Interactive fiction games developed on Phoenix using the Acheton system
| Game | Year | Authors' names (Phoenix login names in parentheses) |
|---|---|---|
| Acheton | 1978 | Jon Thackray (JGT1), David Seal (DJS6), and Jonathan R. Partington (JRP1) |
| Murdac | 1982 | Jonathan R. Partington |
| Avon | 1982 | Jonathan R. Partington |
| Brand X | 1979 | Jonathan Mestel (AJM8) and Peter Killworth (PDK1) |
| Hamil | 1982 | Jonathan R. Partington |
| Quondam | 1980 | Rod Underwood (RU10) |
| Hezarin | 1980 | Steve Tinney, Alex Shipp, and Jon Thackray |
| Xeno | 1989 | Jonathan Mestel |
| Fyleet | 1985 | Jonathan R. Partington |
| Crobe | 1986 | Jonathan R. Partington |
| Sangraal | 1987 | Jonathan R. Partington |
| Nidus | 1987 | Adam Atkinson (AJFA1) |
| Parc | 1983 | John Rennie (JR26) |
| Xerb | unknown | Andrew Lipson (ASL1) |
| Spycatcher | circa 1988 | Jonathan R. Partington and Jon Thackray |

One recreational activity on Phoenix was the playing of interactive fiction games. Because the games were large and demanded significant machine resources whilst running, they were generally played outside of prime time, when research palled. (The exit message of one game, Fyleet written by Jonathan Partington in 1985, was "Well go and do some work then".) Other games were Advent (a.k.a. Colossal Cave), Zork (a.k.a. Dungeon), and Acheton.

Acheton was created by two Cambridge graduate students, Jon Thackray and David Seal, in 1978–1979, and expanded over the ensuring two years with the aid of Jonathan Partington. It was written with the aid of a game assembler, which, unlike the contemporary ZIL game assembler from Infocom, was freely available for use by all users of Phoenix between 1980 and 1995.

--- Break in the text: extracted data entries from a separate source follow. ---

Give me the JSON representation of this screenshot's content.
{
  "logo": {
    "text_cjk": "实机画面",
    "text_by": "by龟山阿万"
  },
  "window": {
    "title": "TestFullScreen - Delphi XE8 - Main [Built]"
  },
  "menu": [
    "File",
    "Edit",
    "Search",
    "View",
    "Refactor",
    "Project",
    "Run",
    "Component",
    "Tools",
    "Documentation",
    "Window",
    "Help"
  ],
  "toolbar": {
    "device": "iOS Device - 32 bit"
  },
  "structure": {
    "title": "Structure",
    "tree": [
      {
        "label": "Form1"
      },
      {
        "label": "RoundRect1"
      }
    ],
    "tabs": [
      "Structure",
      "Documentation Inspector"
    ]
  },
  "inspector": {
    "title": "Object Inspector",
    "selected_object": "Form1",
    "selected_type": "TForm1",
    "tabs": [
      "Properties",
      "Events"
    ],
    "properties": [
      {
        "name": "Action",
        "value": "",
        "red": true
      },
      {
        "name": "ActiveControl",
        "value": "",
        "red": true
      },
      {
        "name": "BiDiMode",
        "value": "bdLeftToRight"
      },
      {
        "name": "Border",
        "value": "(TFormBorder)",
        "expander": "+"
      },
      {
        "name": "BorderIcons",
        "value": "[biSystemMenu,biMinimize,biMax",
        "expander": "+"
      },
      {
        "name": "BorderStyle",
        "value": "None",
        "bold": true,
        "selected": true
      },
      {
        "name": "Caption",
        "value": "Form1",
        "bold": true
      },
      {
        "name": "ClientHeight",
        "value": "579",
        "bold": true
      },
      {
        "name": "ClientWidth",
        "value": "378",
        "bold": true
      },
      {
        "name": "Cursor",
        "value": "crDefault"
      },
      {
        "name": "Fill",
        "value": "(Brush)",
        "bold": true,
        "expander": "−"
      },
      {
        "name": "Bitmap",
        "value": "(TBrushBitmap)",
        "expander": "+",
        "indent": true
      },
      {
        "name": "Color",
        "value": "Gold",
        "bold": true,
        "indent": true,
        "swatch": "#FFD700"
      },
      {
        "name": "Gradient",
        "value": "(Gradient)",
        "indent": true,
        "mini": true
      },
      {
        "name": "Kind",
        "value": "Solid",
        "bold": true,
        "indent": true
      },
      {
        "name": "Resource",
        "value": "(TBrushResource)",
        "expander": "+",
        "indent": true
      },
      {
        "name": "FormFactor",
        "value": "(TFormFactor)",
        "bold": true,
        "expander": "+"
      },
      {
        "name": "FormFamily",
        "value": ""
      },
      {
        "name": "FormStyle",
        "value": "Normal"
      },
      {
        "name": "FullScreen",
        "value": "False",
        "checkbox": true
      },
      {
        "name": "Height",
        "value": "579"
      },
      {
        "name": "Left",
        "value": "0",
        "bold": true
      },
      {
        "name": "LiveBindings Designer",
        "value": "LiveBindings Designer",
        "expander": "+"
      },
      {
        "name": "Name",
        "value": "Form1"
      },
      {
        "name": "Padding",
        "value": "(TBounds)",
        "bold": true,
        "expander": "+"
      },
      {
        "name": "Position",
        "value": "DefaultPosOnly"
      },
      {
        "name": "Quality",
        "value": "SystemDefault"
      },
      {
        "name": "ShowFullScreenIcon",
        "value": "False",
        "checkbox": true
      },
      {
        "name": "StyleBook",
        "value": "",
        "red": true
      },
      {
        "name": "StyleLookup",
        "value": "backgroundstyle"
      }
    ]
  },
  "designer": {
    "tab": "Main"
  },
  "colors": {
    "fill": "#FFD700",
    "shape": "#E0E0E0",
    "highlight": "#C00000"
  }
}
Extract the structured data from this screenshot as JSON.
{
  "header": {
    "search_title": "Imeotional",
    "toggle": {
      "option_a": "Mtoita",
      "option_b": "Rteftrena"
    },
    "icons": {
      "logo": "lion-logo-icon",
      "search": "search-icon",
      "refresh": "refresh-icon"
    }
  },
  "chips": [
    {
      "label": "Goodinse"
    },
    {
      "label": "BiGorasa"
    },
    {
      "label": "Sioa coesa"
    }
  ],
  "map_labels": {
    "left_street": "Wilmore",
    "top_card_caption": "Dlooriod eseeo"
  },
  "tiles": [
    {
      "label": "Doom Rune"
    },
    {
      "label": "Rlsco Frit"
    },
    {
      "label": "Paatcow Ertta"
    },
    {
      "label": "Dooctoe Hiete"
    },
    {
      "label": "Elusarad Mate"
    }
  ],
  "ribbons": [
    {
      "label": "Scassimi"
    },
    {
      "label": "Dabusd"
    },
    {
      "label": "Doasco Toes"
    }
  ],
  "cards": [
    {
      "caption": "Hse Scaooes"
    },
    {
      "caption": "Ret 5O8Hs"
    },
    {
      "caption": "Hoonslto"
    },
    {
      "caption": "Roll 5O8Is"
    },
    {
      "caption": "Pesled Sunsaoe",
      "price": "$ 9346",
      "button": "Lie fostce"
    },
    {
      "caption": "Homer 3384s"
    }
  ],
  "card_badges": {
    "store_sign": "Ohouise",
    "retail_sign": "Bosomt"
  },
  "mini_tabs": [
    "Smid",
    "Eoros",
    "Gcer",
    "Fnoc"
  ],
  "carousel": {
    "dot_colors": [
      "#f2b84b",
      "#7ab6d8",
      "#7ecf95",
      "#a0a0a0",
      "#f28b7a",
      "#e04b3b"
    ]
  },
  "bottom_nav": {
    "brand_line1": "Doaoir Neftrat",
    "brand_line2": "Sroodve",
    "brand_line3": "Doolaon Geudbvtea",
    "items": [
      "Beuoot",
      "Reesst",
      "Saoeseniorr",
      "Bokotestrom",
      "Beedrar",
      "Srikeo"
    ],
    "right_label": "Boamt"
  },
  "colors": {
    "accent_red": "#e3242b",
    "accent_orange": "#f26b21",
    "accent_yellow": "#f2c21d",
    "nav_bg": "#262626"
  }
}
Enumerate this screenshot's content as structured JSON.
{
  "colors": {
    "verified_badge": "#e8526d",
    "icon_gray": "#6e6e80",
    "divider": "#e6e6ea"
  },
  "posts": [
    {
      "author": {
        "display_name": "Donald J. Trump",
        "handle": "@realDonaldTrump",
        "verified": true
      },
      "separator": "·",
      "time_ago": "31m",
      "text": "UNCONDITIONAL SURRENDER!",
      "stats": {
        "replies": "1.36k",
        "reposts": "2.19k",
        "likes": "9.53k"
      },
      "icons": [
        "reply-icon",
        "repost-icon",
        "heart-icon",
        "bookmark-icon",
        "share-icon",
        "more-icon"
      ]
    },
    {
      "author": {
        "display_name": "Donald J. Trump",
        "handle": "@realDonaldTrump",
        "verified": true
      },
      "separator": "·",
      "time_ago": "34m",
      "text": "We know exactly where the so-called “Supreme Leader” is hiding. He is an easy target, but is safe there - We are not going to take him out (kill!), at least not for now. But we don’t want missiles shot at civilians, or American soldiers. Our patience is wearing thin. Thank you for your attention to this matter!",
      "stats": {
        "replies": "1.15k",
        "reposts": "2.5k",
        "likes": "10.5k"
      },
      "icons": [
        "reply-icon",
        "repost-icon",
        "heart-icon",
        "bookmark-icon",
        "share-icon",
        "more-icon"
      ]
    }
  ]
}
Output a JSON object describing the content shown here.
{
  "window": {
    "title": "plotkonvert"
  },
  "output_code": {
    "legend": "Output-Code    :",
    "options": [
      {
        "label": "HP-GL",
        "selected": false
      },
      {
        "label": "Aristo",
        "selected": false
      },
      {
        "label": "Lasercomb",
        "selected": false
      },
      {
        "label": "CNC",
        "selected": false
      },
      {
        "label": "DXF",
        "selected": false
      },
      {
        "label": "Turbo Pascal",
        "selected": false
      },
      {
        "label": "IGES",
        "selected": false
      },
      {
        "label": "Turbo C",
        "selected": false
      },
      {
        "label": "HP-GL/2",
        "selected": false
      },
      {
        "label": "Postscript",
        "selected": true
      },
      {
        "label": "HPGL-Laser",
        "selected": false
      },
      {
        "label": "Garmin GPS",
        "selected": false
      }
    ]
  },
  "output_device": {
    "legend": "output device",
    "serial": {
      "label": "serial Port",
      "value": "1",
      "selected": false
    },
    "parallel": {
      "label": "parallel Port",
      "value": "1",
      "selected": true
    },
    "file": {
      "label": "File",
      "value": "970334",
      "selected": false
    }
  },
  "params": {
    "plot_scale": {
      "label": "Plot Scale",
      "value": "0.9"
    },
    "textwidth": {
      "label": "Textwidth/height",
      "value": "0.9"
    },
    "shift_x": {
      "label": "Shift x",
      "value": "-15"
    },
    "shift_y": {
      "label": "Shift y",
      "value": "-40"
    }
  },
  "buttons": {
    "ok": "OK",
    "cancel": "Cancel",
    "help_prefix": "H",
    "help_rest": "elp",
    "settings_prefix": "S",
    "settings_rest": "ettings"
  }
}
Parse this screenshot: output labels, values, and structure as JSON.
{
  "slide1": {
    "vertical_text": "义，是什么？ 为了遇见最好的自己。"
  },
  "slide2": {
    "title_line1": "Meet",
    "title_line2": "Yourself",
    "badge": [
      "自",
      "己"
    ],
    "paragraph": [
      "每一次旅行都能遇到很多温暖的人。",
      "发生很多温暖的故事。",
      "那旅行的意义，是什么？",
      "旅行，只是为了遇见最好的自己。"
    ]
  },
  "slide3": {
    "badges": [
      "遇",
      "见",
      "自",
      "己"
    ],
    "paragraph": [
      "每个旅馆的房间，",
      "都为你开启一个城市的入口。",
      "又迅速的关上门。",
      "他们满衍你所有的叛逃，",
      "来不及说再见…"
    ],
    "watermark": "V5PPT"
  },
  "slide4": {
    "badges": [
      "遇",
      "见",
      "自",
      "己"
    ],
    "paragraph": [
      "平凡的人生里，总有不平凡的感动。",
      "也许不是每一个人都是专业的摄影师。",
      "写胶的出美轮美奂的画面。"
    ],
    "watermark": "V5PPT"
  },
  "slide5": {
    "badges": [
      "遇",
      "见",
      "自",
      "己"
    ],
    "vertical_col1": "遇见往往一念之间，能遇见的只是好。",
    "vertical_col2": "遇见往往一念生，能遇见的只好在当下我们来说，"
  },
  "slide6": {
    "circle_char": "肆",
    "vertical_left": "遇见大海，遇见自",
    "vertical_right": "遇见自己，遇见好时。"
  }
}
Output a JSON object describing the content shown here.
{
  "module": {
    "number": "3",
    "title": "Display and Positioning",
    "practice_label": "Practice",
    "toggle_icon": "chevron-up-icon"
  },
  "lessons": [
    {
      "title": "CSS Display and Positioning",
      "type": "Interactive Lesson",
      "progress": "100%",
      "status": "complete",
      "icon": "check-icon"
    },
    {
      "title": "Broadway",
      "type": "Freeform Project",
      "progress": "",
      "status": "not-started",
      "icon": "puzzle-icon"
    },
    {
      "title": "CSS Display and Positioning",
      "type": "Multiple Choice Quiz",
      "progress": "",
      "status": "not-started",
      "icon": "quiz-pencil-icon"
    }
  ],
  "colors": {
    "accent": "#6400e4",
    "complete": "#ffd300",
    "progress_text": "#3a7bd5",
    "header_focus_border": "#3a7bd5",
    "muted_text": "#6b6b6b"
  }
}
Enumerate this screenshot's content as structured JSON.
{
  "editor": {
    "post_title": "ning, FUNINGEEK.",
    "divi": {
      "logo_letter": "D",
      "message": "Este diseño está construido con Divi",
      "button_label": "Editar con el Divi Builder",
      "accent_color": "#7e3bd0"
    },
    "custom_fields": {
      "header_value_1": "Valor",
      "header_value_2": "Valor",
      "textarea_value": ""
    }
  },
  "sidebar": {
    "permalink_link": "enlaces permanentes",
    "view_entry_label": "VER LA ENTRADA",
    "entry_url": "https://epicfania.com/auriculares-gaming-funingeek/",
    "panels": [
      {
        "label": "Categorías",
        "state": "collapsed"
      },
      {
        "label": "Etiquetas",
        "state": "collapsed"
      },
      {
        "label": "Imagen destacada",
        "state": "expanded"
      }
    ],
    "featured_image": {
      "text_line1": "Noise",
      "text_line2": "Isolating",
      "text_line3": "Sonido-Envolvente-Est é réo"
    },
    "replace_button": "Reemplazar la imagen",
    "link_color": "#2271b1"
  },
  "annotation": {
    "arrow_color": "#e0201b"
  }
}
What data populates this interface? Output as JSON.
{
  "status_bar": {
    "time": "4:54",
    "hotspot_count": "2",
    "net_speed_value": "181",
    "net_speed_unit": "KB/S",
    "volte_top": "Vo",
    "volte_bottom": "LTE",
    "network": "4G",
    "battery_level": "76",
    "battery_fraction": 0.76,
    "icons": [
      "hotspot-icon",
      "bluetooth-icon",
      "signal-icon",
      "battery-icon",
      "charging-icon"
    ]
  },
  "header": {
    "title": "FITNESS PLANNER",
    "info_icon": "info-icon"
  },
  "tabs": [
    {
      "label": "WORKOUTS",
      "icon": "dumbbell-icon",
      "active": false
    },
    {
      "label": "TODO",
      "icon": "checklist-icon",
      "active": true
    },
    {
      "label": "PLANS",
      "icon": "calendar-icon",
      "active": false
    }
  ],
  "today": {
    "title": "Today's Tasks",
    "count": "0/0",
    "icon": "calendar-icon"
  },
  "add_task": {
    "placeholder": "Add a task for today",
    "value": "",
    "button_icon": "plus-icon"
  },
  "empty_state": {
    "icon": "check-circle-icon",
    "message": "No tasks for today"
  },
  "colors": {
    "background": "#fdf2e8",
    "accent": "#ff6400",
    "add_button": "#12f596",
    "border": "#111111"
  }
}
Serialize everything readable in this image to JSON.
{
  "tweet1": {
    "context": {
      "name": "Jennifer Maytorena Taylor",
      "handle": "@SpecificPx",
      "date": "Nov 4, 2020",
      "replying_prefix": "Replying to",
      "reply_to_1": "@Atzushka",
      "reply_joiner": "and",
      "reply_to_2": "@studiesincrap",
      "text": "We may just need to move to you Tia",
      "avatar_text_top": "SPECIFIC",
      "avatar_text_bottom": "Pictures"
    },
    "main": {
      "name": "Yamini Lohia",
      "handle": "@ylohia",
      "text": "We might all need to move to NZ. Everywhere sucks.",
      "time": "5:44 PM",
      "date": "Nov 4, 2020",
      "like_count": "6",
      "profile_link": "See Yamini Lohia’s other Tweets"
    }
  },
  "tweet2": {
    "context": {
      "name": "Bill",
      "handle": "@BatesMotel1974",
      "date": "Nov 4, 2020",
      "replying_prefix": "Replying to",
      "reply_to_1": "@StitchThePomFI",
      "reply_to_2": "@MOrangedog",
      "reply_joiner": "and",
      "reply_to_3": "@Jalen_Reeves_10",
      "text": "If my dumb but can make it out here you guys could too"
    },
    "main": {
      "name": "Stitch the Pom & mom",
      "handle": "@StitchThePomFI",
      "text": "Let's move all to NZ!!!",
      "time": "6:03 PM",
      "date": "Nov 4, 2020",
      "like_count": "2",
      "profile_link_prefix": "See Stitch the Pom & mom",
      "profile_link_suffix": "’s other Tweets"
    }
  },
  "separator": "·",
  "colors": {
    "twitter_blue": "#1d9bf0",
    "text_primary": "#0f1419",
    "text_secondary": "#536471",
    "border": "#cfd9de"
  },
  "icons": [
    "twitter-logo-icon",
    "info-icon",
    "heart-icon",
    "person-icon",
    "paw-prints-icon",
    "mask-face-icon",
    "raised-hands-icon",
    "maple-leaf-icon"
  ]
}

Several large early British games developed on Phoenix were sold commercially for microcomputers by Acornsoft and, later, Topologika. This was comparable to Infocom's contemporaneous commercialisation of the MIT mainframe game Zork. Many of these games were subsequently translated by Graham Nelson to run on the Z-Machine.

The commercial release of Brand X was Philosopher's Quest.

== Bulletin board ==

Phoenix also hosted a lively bulletin board named GROGGS, which fostered the community spirit amongst the machine's users. After Phoenix was decommissioned, GROGGS migrated to a Unix system, and survived until August 2020. A second, more structured bulletin board, ZINQUE, was popularly held to stand for 'Zinque Is Not Quite Unix Either'.

== Wake ==

Phoenix inspired great affection in its users, to such an extent that a wake was held on 1 September 1995 to mourn its passing. A University newsgroup called "ucam.phx.nostalgia" was also created for reminiscences.

== Current location ==

The IBM 3084 was taken out by Prof. Jim Austin after it was shut down. It is now on display at the Computer Sheds computer museum in East Yorkshire, UK.